After turning on his phone after an eight-day trip without reception, Layton Keddy was shocked to see his face tackled on social media and listed by Victoria Police as a missing person.
The intrepid Canadian traveler set off on a 330-kilometer bike trip from Marysville to Omeo in the Victoria High Country and told his family and friends he would be out of touch for the next two weeks.
“I told my colleague that I couldn’t reply to his messages, but he just didn’t think it was possible to travel without reception for eight days,” he says.
Mr Keddy’s co-worker contacted his mother in Canada, then contacted Victoria Police to report him as missing.
“My mother is generally calm and collected, but she started to think, ‘Am I the naive mother who doesn’t realize my son is actually missing in Australia? Mr. Keddy said.
Mr Keddy first realized something was wrong when he walked into the small town of Woods Point and caught the attention of locals.
“Everyone was pointing at me, then the police came. They knew my name and I was like, ‘uh oh… what have I done now?’ “
His mother Betty Keddy was delighted to have discovered that her son was alive and well.
“I wasn’t worried about him initially… because it’s very common for him to be out of service for weeks at a time,” she said.
“As time went on and Layton got more experienced with traveling, I learned he was fine.
“But I admit I used to have little panic attacks while waiting for him to check in with me,” she says.

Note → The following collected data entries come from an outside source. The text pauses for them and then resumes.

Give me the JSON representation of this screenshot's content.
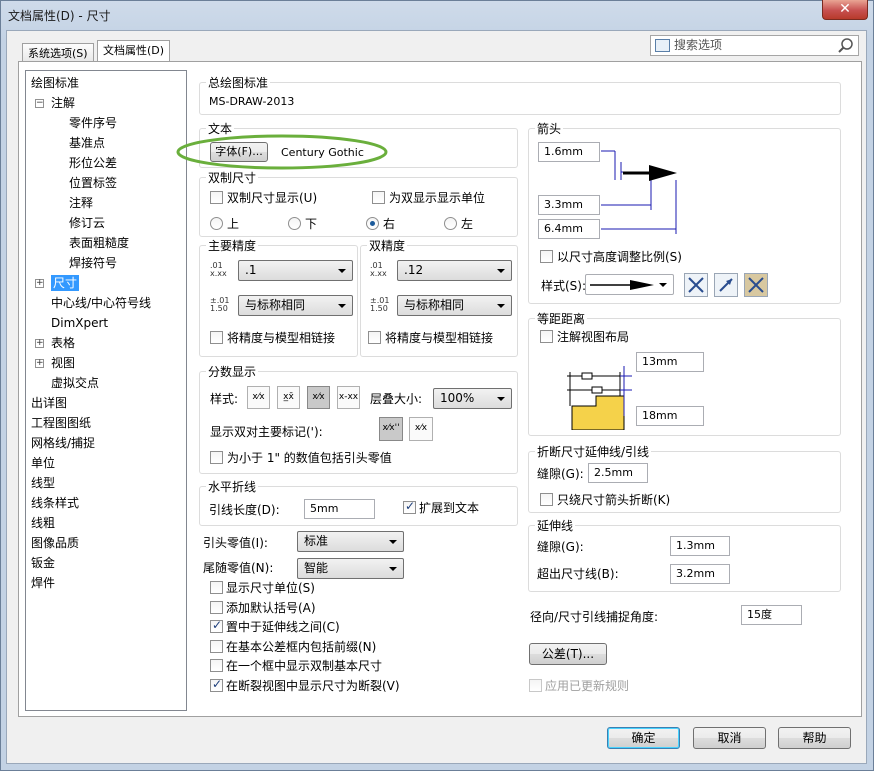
{
  "window": {
    "title": "文档属性(D) - 尺寸",
    "close": "✕"
  },
  "tabs": [
    "系统选项(S)",
    "文档属性(D)"
  ],
  "search": {
    "placeholder": "搜索选项"
  },
  "tree": [
    {
      "label": "绘图标准",
      "level": 0
    },
    {
      "label": "注解",
      "level": 1,
      "exp": "−"
    },
    {
      "label": "零件序号",
      "level": 2
    },
    {
      "label": "基准点",
      "level": 2
    },
    {
      "label": "形位公差",
      "level": 2
    },
    {
      "label": "位置标签",
      "level": 2
    },
    {
      "label": "注释",
      "level": 2
    },
    {
      "label": "修订云",
      "level": 2
    },
    {
      "label": "表面粗糙度",
      "level": 2
    },
    {
      "label": "焊接符号",
      "level": 2
    },
    {
      "label": "尺寸",
      "level": 1,
      "exp": "+",
      "selected": true
    },
    {
      "label": "中心线/中心符号线",
      "level": 1
    },
    {
      "label": "DimXpert",
      "level": 1
    },
    {
      "label": "表格",
      "level": 1,
      "exp": "+"
    },
    {
      "label": "视图",
      "level": 1,
      "exp": "+"
    },
    {
      "label": "虚拟交点",
      "level": 1
    },
    {
      "label": "出详图",
      "level": 0
    },
    {
      "label": "工程图图纸",
      "level": 0
    },
    {
      "label": "网格线/捕捉",
      "level": 0
    },
    {
      "label": "单位",
      "level": 0
    },
    {
      "label": "线型",
      "level": 0
    },
    {
      "label": "线条样式",
      "level": 0
    },
    {
      "label": "线粗",
      "level": 0
    },
    {
      "label": "图像品质",
      "level": 0
    },
    {
      "label": "钣金",
      "level": 0
    },
    {
      "label": "焊件",
      "level": 0
    }
  ],
  "overall": {
    "label": "总绘图标准",
    "value": "MS-DRAW-2013"
  },
  "text": {
    "label": "文本",
    "font_button": "字体(F)...",
    "font_name": "Century Gothic"
  },
  "dual": {
    "label": "双制尺寸",
    "show": "双制尺寸显示(U)",
    "units": "为双显示显示单位",
    "pos": [
      "上",
      "下",
      "右",
      "左"
    ]
  },
  "primary": {
    "label": "主要精度",
    "v1": ".1",
    "v2": "与标称相同",
    "link": "将精度与模型相链接"
  },
  "dualp": {
    "label": "双精度",
    "v1": ".12",
    "v2": "与标称相同",
    "link": "将精度与模型相链接"
  },
  "prec_icons": {
    "a": "x.xx",
    "b": ".01",
    "c": "1.50",
    "d": "±.01"
  },
  "fraction": {
    "label": "分数显示",
    "style": "样式:",
    "icons": [
      "x⁄x",
      "x̲x̄",
      "x⁄x",
      "x-xx"
    ],
    "stack": "层叠大小:",
    "stack_value": "100%",
    "dualshow": "显示双对主要标记('):",
    "dual_icons": [
      "x⁄x''",
      "x⁄x"
    ],
    "zero": "为小于 1\" 的数值包括引头零值"
  },
  "hbreak": {
    "label": "水平折线",
    "len": "引线长度(D):",
    "value": "5mm",
    "extend": "扩展到文本"
  },
  "leadzero": {
    "label": "引头零值(I):",
    "value": "标准"
  },
  "trailzero": {
    "label": "尾随零值(N):",
    "value": "智能"
  },
  "checks": [
    {
      "label": "显示尺寸单位(S)",
      "on": false
    },
    {
      "label": "添加默认括号(A)",
      "on": false
    },
    {
      "label": "置中于延伸线之间(C)",
      "on": true
    },
    {
      "label": "在基本公差框内包括前缀(N)",
      "on": false
    },
    {
      "label": "在一个框中显示双制基本尺寸",
      "on": false
    },
    {
      "label": "在断裂视图中显示尺寸为断裂(V)",
      "on": true
    }
  ],
  "arrows": {
    "label": "箭头",
    "v1": "1.6mm",
    "v2": "3.3mm",
    "v3": "6.4mm",
    "scale": "以尺寸高度调整比例(S)",
    "style": "样式(S):"
  },
  "offset": {
    "label": "等距距离",
    "layout": "注解视图布局",
    "v1": "13mm",
    "v2": "18mm"
  },
  "bent": {
    "label": "折断尺寸延伸线/引线",
    "gap": "缝隙(G):",
    "value": "2.5mm",
    "only": "只绕尺寸箭头折断(K)"
  },
  "ext": {
    "label": "延伸线",
    "gap": "缝隙(G):",
    "gap_value": "1.3mm",
    "beyond": "超出尺寸线(B):",
    "beyond_value": "3.2mm"
  },
  "radial": {
    "label": "径向/尺寸引线捕捉角度:",
    "value": "15度"
  },
  "tol_button": "公差(T)...",
  "apply_updated": "应用已更新规则",
  "buttons": {
    "ok": "确定",
    "cancel": "取消",
    "help": "帮助"
  },
  "colors": {
    "accent": "#3399ff",
    "highlight": "#6aaf3c"
  }
}
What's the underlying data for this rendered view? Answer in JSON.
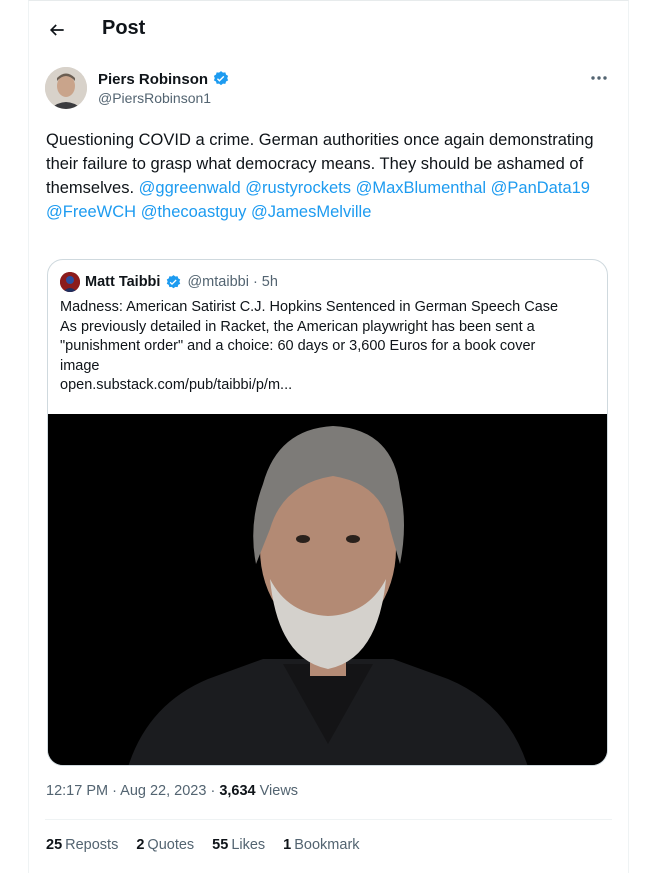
{
  "header": {
    "title": "Post"
  },
  "author": {
    "name": "Piers Robinson",
    "handle": "@PiersRobinson1",
    "verified": true
  },
  "tweet": {
    "text_plain": "Questioning COVID a crime. German authorities once again demonstrating their failure to grasp what democracy means. They should be ashamed of themselves.",
    "mentions": [
      "@ggreenwald",
      "@rustyrockets",
      "@MaxBlumenthal",
      "@PanData19",
      "@FreeWCH",
      "@thecoastguy",
      "@JamesMelville"
    ]
  },
  "quote": {
    "name": "Matt Taibbi",
    "verified": true,
    "handle_time": "@mtaibbi · 5h",
    "lines": [
      "Madness: American Satirist C.J. Hopkins Sentenced in German Speech Case",
      "As previously detailed in Racket, the American playwright has been sent a",
      "\"punishment order\" and a choice: 60 days or 3,600 Euros for a book cover",
      "image",
      "open.substack.com/pub/taibbi/p/m..."
    ]
  },
  "meta": {
    "time_date": "12:17 PM · Aug 22, 2023 · ",
    "views_count": "3,634",
    "views_label": " Views"
  },
  "stats": {
    "reposts_count": "25",
    "reposts_label": "Reposts",
    "quotes_count": "2",
    "quotes_label": "Quotes",
    "likes_count": "55",
    "likes_label": "Likes",
    "bookmarks_count": "1",
    "bookmarks_label": "Bookmark"
  },
  "colors": {
    "accent": "#1d9bf0",
    "text": "#0f1419",
    "muted": "#536471",
    "border": "#cfd9de"
  },
  "icons": [
    "back-arrow-icon",
    "verified-badge-icon",
    "more-icon"
  ]
}
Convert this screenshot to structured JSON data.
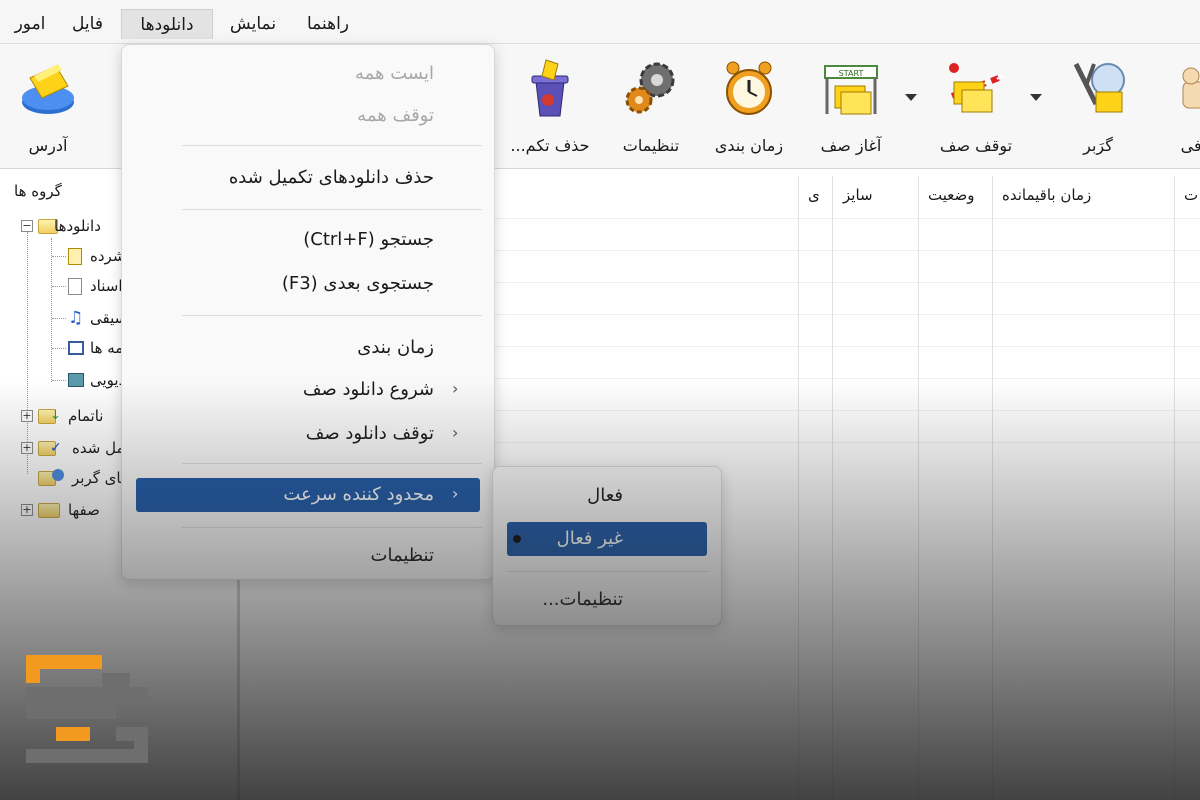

Mr Keddy said one of the main reasons he enjoyed being in remote parts of Australia was that he could disconnect from the world and really feel in the moment.
“It’s part of the call,” he says.
“I like it more if there is a minimum of distraction.”
After checking in with his relatives back in Canada, Mr Keddy continued the remainder of his trip and eventually made it to Omeo, where he had another encounter with the police.
Steep and isolated terrain
Senior Constable Diane Bloom recognized Mr. Keddy from the missing persons report.
“I stopped Layton on the side of the road because I recognized him in the photos,” she says.
“I wasn’t worried about him because he had been found a few days before, but I just wanted to understand where he was going because I’m a bit of a cycle tourist myself,” said Constable Bloom.
“We had a rescue the week before in one of the difficult areas he was heading to… so I wanted to give him some local knowledge.
“It is not uncommon for people to go missing in our region… the terrain in our part of the world is very steep and isolated.”
In the past two years, four people have gone missing within a 60 kilometer radius in the Victoria High Country.
Luckily, Mr. Keddy is back on his bike and traveling the back roads to ACT with minimal phone signal. Just the way he likes it.